It has been a rough few years for Bali. Once the premier luxury Southeast Asian beach destination for jetsetters and backpackers alike, the island suffered a downturn after the 2002 bombings (Eat, Pray, Love popularity notwithstanding), and a raft of new competing destinations like the Maldives, Koh Samui in Thailand and Danang in Vietnam began to grow in popularity. However, don’t count Bali out just yet. The island still boasts some of the best beaches in the world, a rich history, stunning scenery in the mountains and jungles, and some of Asia’s most exclusive luxury resorts, including newcomer, The Mulia.
Opened at the end of 2012 in the tony area of Nusa Dua on Bali’s southern tip (but just a half-hour from the international airport), The Mulia is actually three resorts in one. The Mulia Resort is the largest with 526 traditional hotel rooms and suites, various restaurants, an events center and several pools. The Mulia Villas are 108 self-contained villas with one or two bedrooms (there’s also a six-bedroom Mulia Mansion) for those looking for privacy, while The Mulia itself is a high-end boutique property with just 111 suites, each of which comes with butler service.
While families and longer-term travelers will probably prefer the villas, The Mulia, which actually opened slightly later in early 2013, is a better fit for a beach getaway thanks to the classic hotel amenities but the smaller scale that allows for a bespoke experience. Not only that, but while guests at The Mulia have access to all the facilities across the entire resort, guests at the other accommodations on the property do not have access to The Mulia, so the feel is more exclusive.
Upon check-in at The Mulia (accompanied by a refreshing scented towel and a glass of cold juice), guests are shown to their suite by a dedicated butler. All the suites include signature touches like 1,100-thread count bedding and 24-hour butler service (including unpacking and packing services if you so choose), a small sitting area with a divan and chair arranged around a coffee table and facing the flatscreen TV, a work desk for staying connected, and a spacious balcony with lounge chairs and an infinity spa tub. The walk-in closets are enormous, as are the bathrooms with dual vanities, a glassed-in shower and separate free-standing bathtub framed by a window with an Indian Ocean view.
But chances are you won’t be spending much time in your room with so much to do around the hotel. To start, there are nine bars and restaurants across the resort. For casual dining, there is the all-day Café, where guests can choose from various cuisines at the multiple food stations placed throughout the large space. The resort’s signature fine-dining restaurant is Soleil, where chef Corky O’Connor serves a Mediterranean-inspired menu of dishes incorporating many locally-sourced products including yellowfin tuna Carpaccio with foie gras toast and Ossetra caviar; and squid ink risotto with clams, calamari, fish and prawns.

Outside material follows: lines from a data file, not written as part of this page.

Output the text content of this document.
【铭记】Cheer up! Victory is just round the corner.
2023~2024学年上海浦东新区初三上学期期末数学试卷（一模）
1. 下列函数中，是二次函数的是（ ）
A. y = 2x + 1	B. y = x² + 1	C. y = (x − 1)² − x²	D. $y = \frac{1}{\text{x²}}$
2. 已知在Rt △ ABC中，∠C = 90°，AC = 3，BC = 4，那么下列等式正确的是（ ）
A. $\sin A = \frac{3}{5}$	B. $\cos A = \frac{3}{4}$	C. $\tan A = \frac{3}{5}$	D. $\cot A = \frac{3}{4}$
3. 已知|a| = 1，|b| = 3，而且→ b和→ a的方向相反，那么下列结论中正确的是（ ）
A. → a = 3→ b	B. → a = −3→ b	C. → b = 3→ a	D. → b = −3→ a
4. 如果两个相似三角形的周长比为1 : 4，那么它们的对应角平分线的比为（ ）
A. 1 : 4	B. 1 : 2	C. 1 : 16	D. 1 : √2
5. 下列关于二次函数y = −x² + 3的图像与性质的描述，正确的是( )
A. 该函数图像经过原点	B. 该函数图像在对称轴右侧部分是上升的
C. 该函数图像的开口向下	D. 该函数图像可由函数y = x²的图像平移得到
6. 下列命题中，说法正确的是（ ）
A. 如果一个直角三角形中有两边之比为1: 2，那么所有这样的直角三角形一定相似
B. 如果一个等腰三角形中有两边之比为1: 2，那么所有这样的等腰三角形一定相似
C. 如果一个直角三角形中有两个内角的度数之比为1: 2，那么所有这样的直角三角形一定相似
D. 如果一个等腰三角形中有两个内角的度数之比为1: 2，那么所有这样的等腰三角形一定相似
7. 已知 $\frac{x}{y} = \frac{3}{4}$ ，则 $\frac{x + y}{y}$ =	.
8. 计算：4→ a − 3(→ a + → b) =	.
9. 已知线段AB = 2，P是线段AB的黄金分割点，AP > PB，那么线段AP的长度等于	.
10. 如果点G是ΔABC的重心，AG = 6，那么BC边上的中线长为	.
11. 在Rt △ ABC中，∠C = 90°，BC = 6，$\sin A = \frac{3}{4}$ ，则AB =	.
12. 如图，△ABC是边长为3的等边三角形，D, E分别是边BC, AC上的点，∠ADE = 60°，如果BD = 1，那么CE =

Those with a yen for sushi and teppanyaki can try Edogin. The resort also just debuted Table8, serving Szechuan and Cantonese Chinese food including decadent delicacies like Australian five-head whole abalone braised with wild mushroom. In the evening, Cascade Lounge at the Resort is the perfect spot for sundowners, while guests looking to party the night away need look no further than ZJ’s Bar & Lounge, a night club right on-property.
For daytime relaxation, there is a choice of three main pools including the enormous beachfront Ocean Pool complete with semi-private sundecks and cabanas, plus dramatic Hellenized sculptures of Balinese women standing guard over the central area, as well as a private beach area with sunshades and lounge chairs to choose from.
However, if looking for complete relaxation, stop by the spa. Visits start with an ice-cold glass of sweet ginger juice and then guests can opt to head right for their treatment or to spend some time in the hydro-tonic pool suite. The room boasts a high-tech “emotional sauna” complete with programmable lighting effects (dubbed “chromotherapy” and meant to rebalance your energy), and aromatherapy steam shower functions. It also holds the Asia Pacific region’s only ice fountain room for you to cool off in after a good, long steam and before a rigorous Balinese massage to work out all your kinks.
Though guests often find it hard to leave the property, the nearby beach at Uluwatu is one of the world’s famous surf spots, and Kuta has cute boutiques and bars. And, every visit to Bali should include a day trip to the traditional village of Ubud’s galleries, shops and museums about an hour from the resort. Once you return to the resort after a long day out exploring the island, there will still be plenty more places to lounge, dine and drink.